The nation’s population is forecast to peak at 23.65 million in 2021 before it begins to shrink to 23 million in 2033 and 20.55 million in 2047, a Ministry of the Interior report said.
The projected decline in population is the result of late marriages and low birth rates, which have contributed to the climbing average age, the ministry’s Household Registration Department said.
Household registration statistics showed that the number of people in the nation who are older than 65 has risen 2.99 percentage points from 10.21 percent in 2007 to 13.2 percent last year.
In 2021, older people are forecast to account for 16.8 percent of the total population, increasing to 30.4 percent, or 6.8 million people, in 2041 — double the current number, the department said.
In July, the nation’s working population — people who are aged between 15 and 64 — was 17.2 million with a dependency ratio — the number of dependents per 100 working-age individuals — of 36.57 percent, it said.
The working population is projected to fall to 15.67 million in a decade and to 13 million in two decades, with the dependency ratio rising to 61 percent, it added.

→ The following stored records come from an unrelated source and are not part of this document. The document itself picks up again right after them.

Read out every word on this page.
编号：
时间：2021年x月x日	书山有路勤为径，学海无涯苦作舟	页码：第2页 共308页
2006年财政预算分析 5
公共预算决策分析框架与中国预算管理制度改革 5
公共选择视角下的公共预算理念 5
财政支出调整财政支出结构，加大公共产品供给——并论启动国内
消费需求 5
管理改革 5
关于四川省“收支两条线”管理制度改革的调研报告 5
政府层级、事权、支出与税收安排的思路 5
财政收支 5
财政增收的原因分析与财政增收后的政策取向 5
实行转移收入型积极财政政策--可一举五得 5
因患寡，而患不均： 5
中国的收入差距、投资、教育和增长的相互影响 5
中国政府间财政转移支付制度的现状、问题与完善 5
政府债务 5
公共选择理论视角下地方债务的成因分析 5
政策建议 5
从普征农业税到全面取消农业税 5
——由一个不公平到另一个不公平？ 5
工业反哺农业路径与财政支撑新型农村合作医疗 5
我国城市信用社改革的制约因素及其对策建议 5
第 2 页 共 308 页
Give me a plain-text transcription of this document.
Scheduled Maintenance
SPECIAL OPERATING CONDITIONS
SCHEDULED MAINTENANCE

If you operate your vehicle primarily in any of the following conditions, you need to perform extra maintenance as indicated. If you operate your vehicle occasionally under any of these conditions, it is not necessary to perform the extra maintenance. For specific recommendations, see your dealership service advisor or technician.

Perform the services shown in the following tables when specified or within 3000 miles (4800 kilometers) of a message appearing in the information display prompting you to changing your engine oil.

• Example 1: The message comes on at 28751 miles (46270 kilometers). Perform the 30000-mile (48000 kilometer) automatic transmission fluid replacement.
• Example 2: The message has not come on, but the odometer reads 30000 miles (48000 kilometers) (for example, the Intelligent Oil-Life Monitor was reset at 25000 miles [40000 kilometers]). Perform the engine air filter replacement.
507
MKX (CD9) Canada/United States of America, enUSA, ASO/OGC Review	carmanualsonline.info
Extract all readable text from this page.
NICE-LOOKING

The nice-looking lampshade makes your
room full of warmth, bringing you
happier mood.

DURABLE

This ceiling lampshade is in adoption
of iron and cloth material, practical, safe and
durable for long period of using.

There are 3.12 million children aged 14 and younger in the nation, or 13.22 percent of the total population, less than last year’s 13.35 percent, the department said, adding that the figure has declined 4.21 percent over the past decade.
The nation’s female population of 11.83 million outnumbers the male population of 11.71 million, a result of a higher mortality rate and shorter life expectancy for men, as well as the inflow of foreign brides, the department said, adding that by 2033, women will outnumber men by 500,000.
The population’s projected decline and aging will have economic implications and place greater burdens on the working population, it said.
“Demographers sounded the alarm on Taiwan’s aging population three decades ago, but our pleas fell on the deaf ears of the government and the public,” National Sun Yat-sen University professor of sociology Yang Ching-li (楊靜利) said.
The nation’s fertility rate — the average number of children born per woman — is 1.2, but maintaining the population at its current level would require a fertility rate of 2.1, said Yang, a former president of the Taiwan Population Studies Association.
A fertility rate of more than 2 is required to keep a population stable, because there must be as many offspring as there are parents after account for child mortality, she said.
“The simplest solution is to encourage nativity intensively. Another alternative is to encourage immigration, because immigrants tend to be young and fertile, and some might immigrate with family members,” Yang said.
Countries such as the US, Canada, Australia and New Zealand have instituted pro-immigration policies to mitigate population aging, and they have been successful in avoiding a demographic crisis like Taiwan’s, she said.
Northern European countries with low immigration encourage childbirth through social welfare programs, Yang said.
This is helped by a general social acceptance of children born out of wedlock, similar to southern European countries, she said.
More than half of all childbirths in northern Europe occur out of wedlock, while southern European births that occur out of wedlock account for 1.3 points of the regional fertility rate, she added.
Both northern and southern Europe have halted their population decline, and in some cases reversed it, Yang said, adding that Taiwan, South Korea, Japan and Singapore all have extraordinarily low fertility rates.
Young Taiwanese are not inherently averse to marriage, but low wages and gender inequality at home — as women are expected to hold jobs and raise children — are significant contributors to the nation’s falling fertility rate, she said.